Quoi qu’il en soit, le milieu de l’art est secoué. On comprend pourquoi. Si on retrouvait les bras de la Vénus de Milo, la tête de la Victoire de Samothrace ou le nez du Sphinx, cela ne changerait pas la nature de l’œuvre. Les pièces manquantes viendraient simplement compléter le puzzle. Mais à L Origine du monde, justement il ne manque rien: cette partie est un tout, parfaitement encadré et sans hors-champ. Impossible d’échapper au regard de ce sexe qui fit scandale au XIXe, période où seuls les nus représentant des scènes mythologiques étaient admis. Aujourd’hui encore, cette toison choque, notamment en raison de son système pileux très à rebours de l’esthétique imberbe de la pornographie contemporaine.

Alors, scoop ou coup monté? Le débat est passionné et très idéologique. Il y a les iconoclastes devenus conservateurs qui, au nom de la modernité, ont sacralisé l’œuvre au point de la vénérer comme un fétiche immuable. Pour eux, mettre une tête à ce bas-ventre tellement charnel, c’est le priver de son mystère, le rendre vulgairement sexuel. A l’inverse, il y a les décomplexés, qui estiment qu’il est heureux qu’on en finisse avec cette piété ridicule qui essentialise les femmes en mère universelle (certaines féministes), glorifie un peintre qui vient de coucher avec sa maîtresse (les goguenards) ou profite à ses exégètes, un cercle très fermé, qui ne veulent rien perdre de leur superbe – notamment les héritiers de Lacan, qui fut propriétaire du tableau. Mais du coup, le titre, intimement lié à l’œuvre (et apparu bien plus tard sans que l’on sache comment), n’a plus aucun sens.

Maintenant, supposons que L’Origine du monde soit bien un fragment d’une toile plus grande. Qu’est-ce qui serait vraiment modifié? Son prix, certes, mais encore? L’intention artistique.

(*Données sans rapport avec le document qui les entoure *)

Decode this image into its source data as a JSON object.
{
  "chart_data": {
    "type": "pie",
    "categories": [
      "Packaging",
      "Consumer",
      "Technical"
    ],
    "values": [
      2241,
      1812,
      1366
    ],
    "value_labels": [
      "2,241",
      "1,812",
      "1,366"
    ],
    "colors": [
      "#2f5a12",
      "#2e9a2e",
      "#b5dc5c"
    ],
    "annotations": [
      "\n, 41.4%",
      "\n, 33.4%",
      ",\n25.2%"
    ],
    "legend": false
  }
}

On sait que le tableau a été vendu par Courbet au collectionneur turc Khalil Bey. On sait aussi qu’il a acheté ce nu sans jambe, sans main et sans tête. La question est: Courbet a-t-il imaginé sa composition telle que nous la connaissons aujourd’hui, ou a-t-il coupé en deux cette fameuse toile évoquée par Paris Match, offrant le bas à son commanditaire qui voulait quelque chose de très osé? L’Origine du monde serait alors un accident, un arrangement, un caprice de client. Dans la logique du scoop, c’est donc à un érotomane syphilitique que l’histoire de l’art devrait ce cadrage exceptionnel qui a fait son aura. On comprend que personne ne soit pressé de connaître le fin mot de l’affaire.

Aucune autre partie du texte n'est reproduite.